Pope Francis on Thursday told the Vatican to appoint women and lay people to top jobs in the Curia, AFP reported. “The development of the role of women and lay people in the church and their appointment to leading roles in the dicasteries, with particular attention to multiculturalism, is of great importance,” the pontiff said.

While delivering his Christmas speech to the Roman Catholic Church’s central bureaucracy – also known as the Curia – he addressed the subject of internal resistance to his campaign to reform the Vatican administration, Reuters reported. In his 2014 address, Pope Francis had said that the Curia suffered from “spiritual Alzheimer’s”.

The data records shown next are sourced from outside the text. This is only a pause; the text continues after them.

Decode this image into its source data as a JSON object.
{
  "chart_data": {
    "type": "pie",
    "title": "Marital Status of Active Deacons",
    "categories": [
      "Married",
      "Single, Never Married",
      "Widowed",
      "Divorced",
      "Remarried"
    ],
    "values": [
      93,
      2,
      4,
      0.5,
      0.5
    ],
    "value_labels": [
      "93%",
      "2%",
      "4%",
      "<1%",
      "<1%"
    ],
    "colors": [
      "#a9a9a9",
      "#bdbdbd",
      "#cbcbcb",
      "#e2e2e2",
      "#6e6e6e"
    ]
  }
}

The pontiff asserted that there had been some “malevolent resistance” from some members of the bureaucracy to his reform campaign. He said that the Curia needed to be more multinational, more multicultural and probably less clerical, adding that lay men and women should be integrated into leadership roles.

Pope Francis further warned the Curia that the reform process had to lead to more than a cosmetic facelift to remove wrinkles. “Dear brothers, it’s not the wrinkles in the church that you should fear, but the stains!”, he said.

However, in November, the Pope had said that the ban on women from becoming priests was unlikely to change. The Catholic leader had reiterated that the Vatican believed women cannot be ordained because Jesus willingly chose men as his apostles.